Araştırmanın bir diğer değişkeni olan örgüt kültürü boyutlarından uzun zamana odaklılık ile kolektif yeterlilik arasındaki ilişkide öz-yeterlilik kavramının, işten ayrılma niyeti ile olan ilişkisinde iş tatmini ve bağlılık kavramlarının; performans ile olan ilişkide ise öz-yeterlilik ve iş tatmini kavramlarının birlikte aracılık etkisi vardır. Bu sonuçla H44, H45 ve H46 hipotezleri kabul edilmiştir. Örgüt kültürünün bir başka boyutu olan yüksek düzeyde belirsizlik ile kolektif yeterlilik ve performans arasındaki ilişkilerde öz-yeterlilik kavramının aracılık etkisi vardır. Bu sonuçla H47 ve H48 hipotezleri kabul edilmiştir. Bir diğer kültür boyutu olan kolektivcilik ile bağlılık ve işten ayrılma niyeti arasındaki ilişkide kolektif yeterlilik kavramının, performans kavramı ile olan ilişkide ise öz-yeterlilik kavramının aracılık etkisi vardır. Bu sonuçla H49, H50 ve H51 hipotezleri kabul edilmiştir. Örgüt kültürünün bir başka boyutu olan erillik ile kolektif yeterlilik ve performans arasındaki ilişkilerde, öz-yeterlilik kavramının aracılık etkisi vardır. Bu sonuçla H52 ve H53 hipotezleri kabul edilmiştir.
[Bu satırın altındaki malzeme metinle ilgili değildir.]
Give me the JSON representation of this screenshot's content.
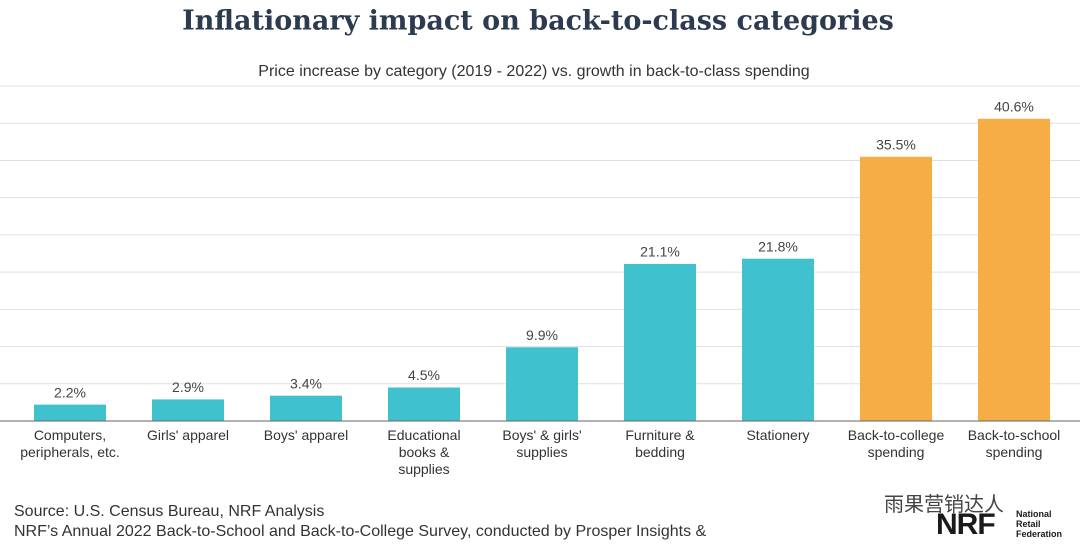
{
  "chart_data": {
    "type": "bar",
    "title": "Inflationary impact on back-to-class categories",
    "subtitle": "Price increase by category (2019 - 2022) vs. growth in back-to-class spending",
    "categories": [
      "Computers,\nperipherals, etc.",
      "Girls' apparel",
      "Boys' apparel",
      "Educational\nbooks &\nsupplies",
      "Boys' & girls'\nsupplies",
      "Furniture &\nbedding",
      "Stationery",
      "Back-to-college\nspending",
      "Back-to-school\nspending"
    ],
    "values": [
      2.2,
      2.9,
      3.4,
      4.5,
      9.9,
      21.1,
      21.8,
      35.5,
      40.6
    ],
    "value_labels": [
      "2.2%",
      "2.9%",
      "3.4%",
      "4.5%",
      "9.9%",
      "21.1%",
      "21.8%",
      "35.5%",
      "40.6%"
    ],
    "colors": [
      "#3fc1ce",
      "#3fc1ce",
      "#3fc1ce",
      "#3fc1ce",
      "#3fc1ce",
      "#3fc1ce",
      "#3fc1ce",
      "#f7ad45",
      "#f7ad45"
    ],
    "ylim": [
      0,
      45
    ],
    "yticks": [
      0,
      5,
      10,
      15,
      20,
      25,
      30,
      35,
      40,
      45
    ],
    "grid": true
  },
  "footer": {
    "sources": [
      "Source: U.S. Census Bureau, NRF Analysis",
      "NRF’s Annual 2022 Back-to-School and Back-to-College Survey, conducted by Prosper Insights &"
    ],
    "logo": "NRF",
    "logo_subtitle": "National\nRetail\nFederation",
    "watermark": "雨果营销达人"
  }
}
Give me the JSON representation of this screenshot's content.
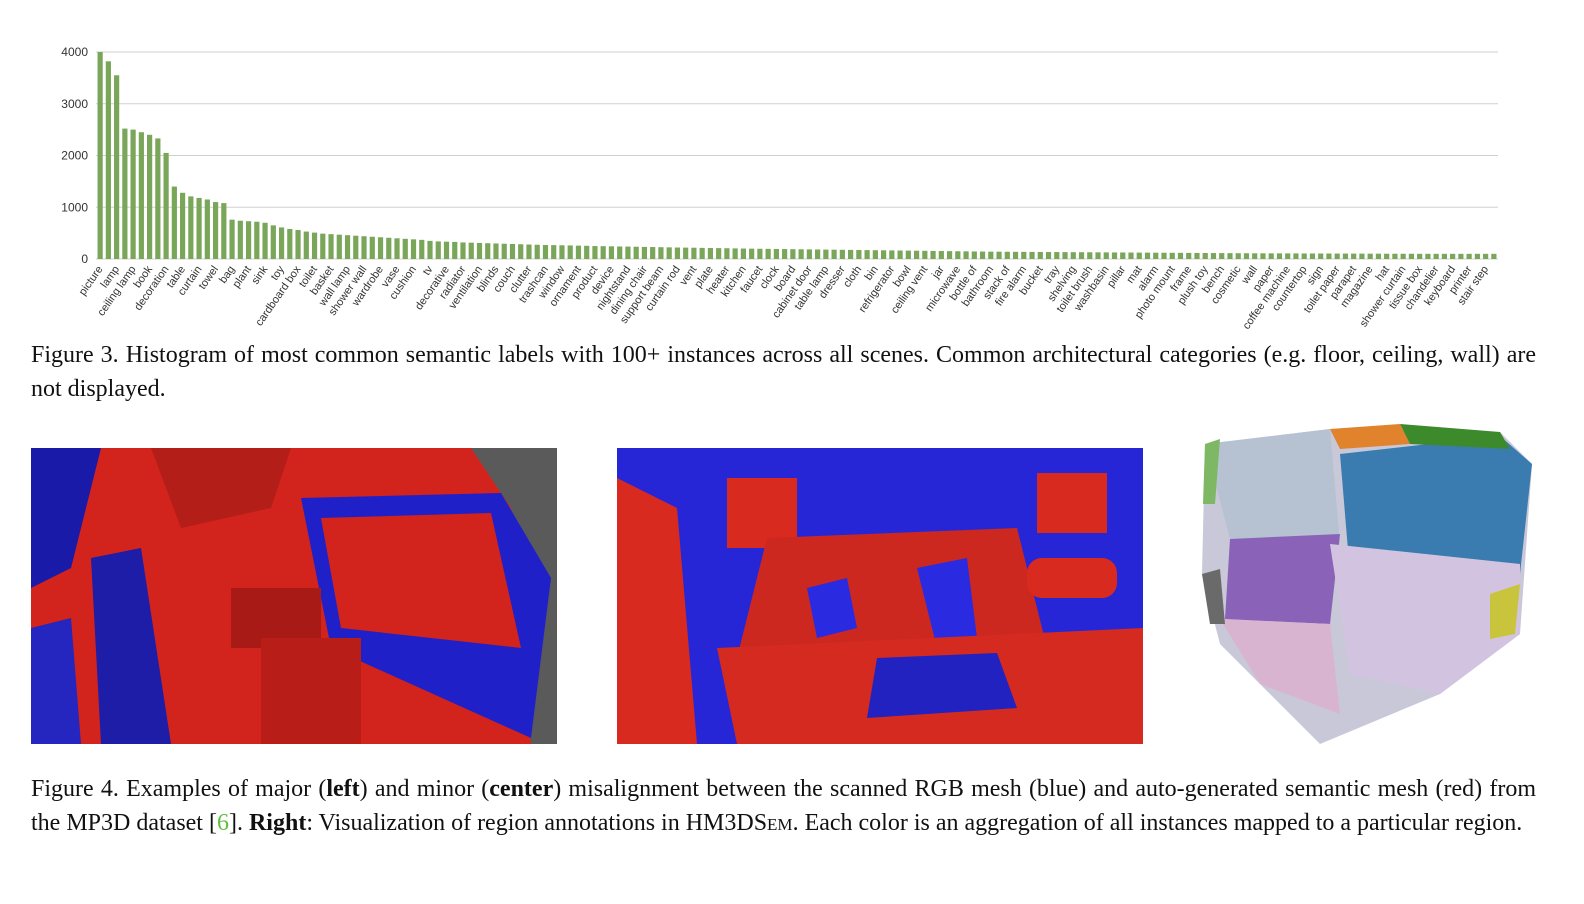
{
  "chart_data": {
    "type": "bar",
    "color": "#7aa65a",
    "grid": true,
    "ylim": [
      0,
      4000
    ],
    "yticks": [
      0,
      1000,
      2000,
      3000,
      4000
    ],
    "categories": [
      "picture",
      null,
      "lamp",
      null,
      "ceiling lamp",
      null,
      "book",
      null,
      "decoration",
      null,
      "table",
      null,
      "curtain",
      null,
      "towel",
      null,
      "bag",
      null,
      "plant",
      null,
      "sink",
      null,
      "toy",
      null,
      "cardboard box",
      null,
      "toilet",
      null,
      "basket",
      null,
      "wall lamp",
      null,
      "shower wall",
      null,
      "wardrobe",
      null,
      "vase",
      null,
      "cushion",
      null,
      "tv",
      null,
      "decorative",
      null,
      "radiator",
      null,
      "ventilation",
      null,
      "blinds",
      null,
      "couch",
      null,
      "clutter",
      null,
      "trashcan",
      null,
      "window",
      null,
      "ornament",
      null,
      "product",
      null,
      "device",
      null,
      "nightstand",
      null,
      "dining chair",
      null,
      "support beam",
      null,
      "curtain rod",
      null,
      "vent",
      null,
      "plate",
      null,
      "heater",
      null,
      "kitchen",
      null,
      "faucet",
      null,
      "clock",
      null,
      "board",
      null,
      "cabinet door",
      null,
      "table lamp",
      null,
      "dresser",
      null,
      "cloth",
      null,
      "bin",
      null,
      "refrigerator",
      null,
      "bowl",
      null,
      "ceiling vent",
      null,
      "jar",
      null,
      "microwave",
      null,
      "bottle of",
      null,
      "bathroom",
      null,
      "stack of",
      null,
      "fire alarm",
      null,
      "bucket",
      null,
      "tray",
      null,
      "shelving",
      null,
      "toilet brush",
      null,
      "washbasin",
      null,
      "pillar",
      null,
      "mat",
      null,
      "alarm",
      null,
      "photo mount",
      null,
      "frame",
      null,
      "plush toy",
      null,
      "bench",
      null,
      "cosmetic",
      null,
      "wall",
      null,
      "paper",
      null,
      "coffee machine",
      null,
      "countertop",
      null,
      "sign",
      null,
      "toilet paper",
      null,
      "parapet",
      null,
      "magazine",
      null,
      "hat",
      null,
      "shower curtain",
      null,
      "tissue box",
      null,
      "chandelier",
      null,
      "keyboard",
      null,
      "printer",
      null,
      "stair step",
      null
    ],
    "values": [
      4000,
      3820,
      3550,
      2520,
      2500,
      2450,
      2400,
      2330,
      2050,
      1400,
      1280,
      1210,
      1180,
      1150,
      1100,
      1080,
      760,
      740,
      730,
      720,
      700,
      650,
      610,
      580,
      560,
      530,
      510,
      490,
      480,
      470,
      460,
      450,
      440,
      430,
      420,
      410,
      400,
      390,
      380,
      370,
      350,
      340,
      335,
      330,
      320,
      315,
      310,
      305,
      300,
      295,
      290,
      285,
      280,
      275,
      270,
      268,
      265,
      262,
      258,
      255,
      250,
      248,
      245,
      242,
      240,
      237,
      234,
      231,
      228,
      225,
      222,
      220,
      218,
      215,
      212,
      210,
      208,
      205,
      202,
      200,
      198,
      196,
      194,
      192,
      190,
      188,
      186,
      184,
      182,
      180,
      178,
      176,
      174,
      172,
      170,
      168,
      166,
      164,
      162,
      160,
      158,
      156,
      154,
      152,
      150,
      148,
      146,
      144,
      142,
      141,
      140,
      139,
      138,
      137,
      136,
      135,
      134,
      133,
      132,
      131,
      130,
      129,
      128,
      127,
      126,
      125,
      124,
      123,
      122,
      121,
      120,
      119,
      118,
      117,
      116,
      115,
      114,
      113,
      112,
      111,
      110,
      110,
      109,
      109,
      108,
      108,
      107,
      107,
      106,
      106,
      105,
      105,
      104,
      104,
      103,
      103,
      102,
      102,
      101,
      101,
      100,
      100,
      100,
      100,
      100,
      100,
      100,
      100,
      100,
      100
    ]
  },
  "figure3_caption": "Figure 3. Histogram of most common semantic labels with 100+ instances across all scenes. Common architectural categories (e.g. floor, ceiling, wall) are not displayed.",
  "figure4_caption": [
    "Figure 4. Examples of major (",
    "left",
    ") and minor (",
    "center",
    ") misalignment between the scanned RGB mesh (blue) and auto-generated semantic mesh (red) from the MP3D dataset [",
    "6",
    "]. ",
    "Right",
    ": Visualization of region annotations in HM3D",
    "Sem",
    ". Each color is an aggregation of all instances mapped to a particular region."
  ]
}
Bunlara ek olarak yüksek güç mesafesi ile işten ayrılma niyeti ve iş tatmini arasındaki ilişkide bağlılık kavramının aracılık etkisi vardır. Bu sonuçla H54 ve H55 hipotezleri kabul edilmiştir. Öz-yeterlilik ile bağlılık ve işten ayrılma niyeti arasındaki ilişkide kolektif yeterlilik ve iş tatmini kavramlarının, kolektif yeterlilik ile iş tatmini arasındaki ilişkide, örgüte bağlılığın, performans ile işten ayrılma niyeti ve bağlılık arasındaki ilişkide kolektif yeterlilik kavramının ve örgüte bağlılıkla performans arasındaki ilişkide iş tatmini kavramının aracılık etkisi vardır. Bu sonuçlarla H56, H57, H58, H59, H60 ve H61 hipotezleri kabul edilmiştir. Son olarak, kolektivcilik, erillik ve belirsizlikten kaçınma ile iş tatmini arasındaki ilişkide öz-yeterlilik kavramının aracılık etkisi vardır. Bu sonuçlarla H62, H63 ve H64 hipotezleri kabul edilmiştir.

124

5.SONUÇ VE ÖNERİLER

5.1.Sonuçlar

Bu tez çalışması kapsamında, bireysel ve kolektif yeterlilik kavramlarının öncülleri ve sonuçları ile olan ilişkilerini açıklamak üzere beş farklı model geliştirilmiş olup; yapılan analizler sonucunda, bu modeller içinde en iyi uyum değerlerine sahip olan model (Model 5) elde edilmiştir. Araştırmada yer alan kavramların ilişkileri ve kuramdan hareketle geliştirilen hipotezlerin bazıları doğrulanırken, bazıları yeterli bilimsel kanıt bulamayarak doğrulanamamıştır. Diğer taraftan, LISREL programı aracılığıyla sınanan alternatif modeller sayesinde geliştirilen hipotezlere ek olarak; kavramlar arasında birçok yeni ilişki ağı keşfedilmiştir. Bu bağlamda aşağıda, hem hipotezlerden elde edilen sonuçlar hem de keşfedilen yeni ilişkiler ilgili yazınla karşılaştırılarak ele alınacaktır. Hipotez sonuçlarının değerlendirmesinden sonra ise demografik değişkenler ile ilgili bazı önemli analiz sonuçlarına yer verilerek bu bölüm tamamlanacaktır.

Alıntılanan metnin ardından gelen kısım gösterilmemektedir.